Midwest Tornadoes Top Story for Public and Press
The devastating tornadoes that ripped through the Midwest last week dominated the public’s news interest and received much more coverage than any other story.
About half of the public (48%) says they followed news about the powerful tornadoes that struck Joplin, Mo., more closely than any other news last week. None of the week’s other top stories comes close, according to the latest weekly News Interest Index survey conducted May 26-29 among 1,000 adults by the Pew Research Center for the People & the Press.
News about the tornadoes made up 22% of all coverage, according to a separate analysis by the Pew Research Center’s Project for Excellence in Journalism (PEJ). News about the tornadoes made up 46% of network news airtime and 38% of cable news coverage examined last week.

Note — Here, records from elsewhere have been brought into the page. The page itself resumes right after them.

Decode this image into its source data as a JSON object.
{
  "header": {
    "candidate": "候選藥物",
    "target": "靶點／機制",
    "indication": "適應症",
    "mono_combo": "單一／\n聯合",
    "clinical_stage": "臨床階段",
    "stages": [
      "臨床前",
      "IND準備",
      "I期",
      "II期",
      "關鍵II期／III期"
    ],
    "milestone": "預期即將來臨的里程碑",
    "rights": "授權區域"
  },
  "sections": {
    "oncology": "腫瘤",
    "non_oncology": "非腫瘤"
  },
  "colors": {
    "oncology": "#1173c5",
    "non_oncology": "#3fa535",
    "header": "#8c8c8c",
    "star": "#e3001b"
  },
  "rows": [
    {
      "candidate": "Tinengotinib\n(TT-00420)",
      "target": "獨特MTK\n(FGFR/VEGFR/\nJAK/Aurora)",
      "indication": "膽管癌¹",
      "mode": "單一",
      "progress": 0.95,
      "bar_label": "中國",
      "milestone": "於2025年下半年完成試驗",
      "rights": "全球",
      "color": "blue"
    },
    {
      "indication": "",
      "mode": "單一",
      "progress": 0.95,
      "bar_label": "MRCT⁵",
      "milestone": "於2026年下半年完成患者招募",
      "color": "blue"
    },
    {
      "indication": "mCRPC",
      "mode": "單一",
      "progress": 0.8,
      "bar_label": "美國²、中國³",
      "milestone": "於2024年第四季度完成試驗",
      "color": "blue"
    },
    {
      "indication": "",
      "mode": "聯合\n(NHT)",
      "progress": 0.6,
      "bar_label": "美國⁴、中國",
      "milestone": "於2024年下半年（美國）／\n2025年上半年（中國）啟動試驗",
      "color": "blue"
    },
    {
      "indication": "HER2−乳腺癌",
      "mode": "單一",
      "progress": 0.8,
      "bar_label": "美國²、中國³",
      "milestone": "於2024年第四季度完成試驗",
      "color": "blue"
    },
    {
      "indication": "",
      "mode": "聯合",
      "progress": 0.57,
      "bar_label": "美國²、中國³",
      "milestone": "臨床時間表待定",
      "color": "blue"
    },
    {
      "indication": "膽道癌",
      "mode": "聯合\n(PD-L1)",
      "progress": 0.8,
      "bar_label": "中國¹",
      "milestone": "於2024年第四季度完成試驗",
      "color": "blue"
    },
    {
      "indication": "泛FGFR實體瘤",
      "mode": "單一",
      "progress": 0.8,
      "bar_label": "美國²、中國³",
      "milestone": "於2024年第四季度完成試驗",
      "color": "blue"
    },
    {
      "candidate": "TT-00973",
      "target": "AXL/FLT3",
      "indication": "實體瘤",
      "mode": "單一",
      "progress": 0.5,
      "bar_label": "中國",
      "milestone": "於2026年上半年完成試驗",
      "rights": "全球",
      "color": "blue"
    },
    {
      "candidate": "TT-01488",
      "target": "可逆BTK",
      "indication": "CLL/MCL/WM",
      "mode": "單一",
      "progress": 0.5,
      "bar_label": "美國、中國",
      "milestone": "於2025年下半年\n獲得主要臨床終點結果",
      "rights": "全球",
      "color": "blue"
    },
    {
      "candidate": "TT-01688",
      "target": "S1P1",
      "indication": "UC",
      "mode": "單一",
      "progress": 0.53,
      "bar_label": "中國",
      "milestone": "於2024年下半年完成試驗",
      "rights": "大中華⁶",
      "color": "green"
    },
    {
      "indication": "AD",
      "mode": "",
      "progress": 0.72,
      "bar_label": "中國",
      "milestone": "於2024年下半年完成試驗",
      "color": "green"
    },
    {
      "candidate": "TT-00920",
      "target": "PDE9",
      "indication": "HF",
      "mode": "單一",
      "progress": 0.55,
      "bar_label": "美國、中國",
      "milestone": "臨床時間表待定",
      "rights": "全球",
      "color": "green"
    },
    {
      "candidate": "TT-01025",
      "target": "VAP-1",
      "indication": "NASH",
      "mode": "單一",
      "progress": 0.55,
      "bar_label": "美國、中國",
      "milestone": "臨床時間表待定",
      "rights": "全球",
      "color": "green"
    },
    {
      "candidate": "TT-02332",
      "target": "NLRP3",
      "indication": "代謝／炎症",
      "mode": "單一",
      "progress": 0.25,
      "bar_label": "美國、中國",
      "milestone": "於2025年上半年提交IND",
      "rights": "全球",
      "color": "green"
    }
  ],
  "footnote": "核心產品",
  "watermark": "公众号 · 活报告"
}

More than four-in-ten Americans (45%) say they very closely followed news about the tornadoes. Half of women (50%) say they followed this news very closely, compared with 38% of men. And though this week’s devastation occurred in the Midwest, interest was comparable across the country: 48% in the South, 45% in the Northeast, 43% in the Midwest and 40% in the West say they followed news about the tornadoes very closely.
A Year of Major Breaking Stories
The public showed only modest interest in the week’s other top stories, continuing a trend seen throughout much of 2011. A series of major breaking news stories – including the shootings in Tucson, the upheaval in the Middle East, the disasters in Japan and the killing of Osama bin Laden – has dominated the news agenda for both the media and the public this year. And that has routinely resulted in less public attention to other news, such as the debate in Washington over how to address the federal deficit and long-term debt and the early stages of the 2012 presidential campaign.
A quarter of the public (25%) says they very closely followed the ongoing discussions in Washington last week over how to handle the federal budget deficit and reduce the national debt; just 8% say this was the news they followed most closely. The only week this year when the deficit debate drew substantial public interest was in early April, when a government shutdown loomed. In the April 7-10 News Interest survey, 47% followed news about the threat of a shutdown very closely and 31% followed this story most closely.
Two-in-ten say they followed news about the 2012 presidential campaign very closely last week, up slightly from a week earlier (15%) and matching the high for the year hit in mid-April. Still, just 5% say this was the news they followed most closely. News about the campaign, focused on the potential Republican candidates, made up 9% of coverage.
About a quarter (26%) say they followed news about state and local budget problems very closely; 7% say this was the news they followed most closely. News about state and local budget problems made up just 1% of the national coverage analyzed by PEJ, though these are often local stories covered more closely by local and regional media.
Nearly two-in-ten (18%) say they followed news about the conflict between the Israelis and the Palestinians very closely; 5% say this was the news they followed most closely. News about the conflict – and the response to efforts by President Obama to restart negotiations over creation of a Palestinian state – made up 5% of coverage.
Meanwhile, about one-in-ten (11%) say they followed news about Obama’s trip to Europe last week very closely. Just 3% say this was the news they followed most closely. The president’s trip made up 3% of coverage.
Most Aware of Oprah’s Final Show
Nearly three-quarters of the public (73%) say they heard at least a little about the end of Oprah Winfrey’s daytime talk show; 36% say they heard a lot about this while 37% say they heard a little. About a quarter (26%) say they heard nothing at all.
In November 2009, when Winfrey announced her show would end this year, comparable numbers had heard this news. At that time, 33% said they had heard a lot about this and 45% said they had heard a little; 21% said they heard nothing at all.
Women are much more likely than men to say they heard a lot about Winfrey’s final talk show (45% vs. 27%). And African Americans are much more likely than whites to say they heard a lot about Winfrey’s final program (55% vs. 34%).
Two-thirds of the public (66%) say they heard at least a little about a judge finding Jared Loughner not fit to stand trial on allegations that he killed six and severely wounded Rep. Gabrielle Giffords in a January shooting spree in Tucson, Ariz. About a quarter (23%) say they heard a lot about the ruling, while 43% say they heard a little. A third (33%) say they heard nothing at all about this.
More than six-in-ten (63%) say they heard at least a little about the latest allegations against Lance Armstrong, the bicycle racing champion who has been accused of using performance enhancing drugs. About two-in-ten (19%) say they heard a lot about this, while 44% say they heard a little. More than a third (37%) say they heard nothing about this.
These findings are based on the most recent installment of the weekly News Interest Index, an ongoing project of the Pew Research Center for the People & the Press. The index, building on the Center’s longstanding research into public attentiveness to major news stories, examines news interest as it relates to the news media’s coverage. The weekly survey is conducted in conjunction with The Project for Excellence in Journalism’s News Coverage Index, which monitors the news reported by major newspaper, television, radio and online news outlets on an ongoing basis. In the most recent week, data relating to news coverage were collected May 23-29, and survey data measuring public interest in the top news stories of the week were collected May 26-29, from a nationally representative sample of 1,000 adults.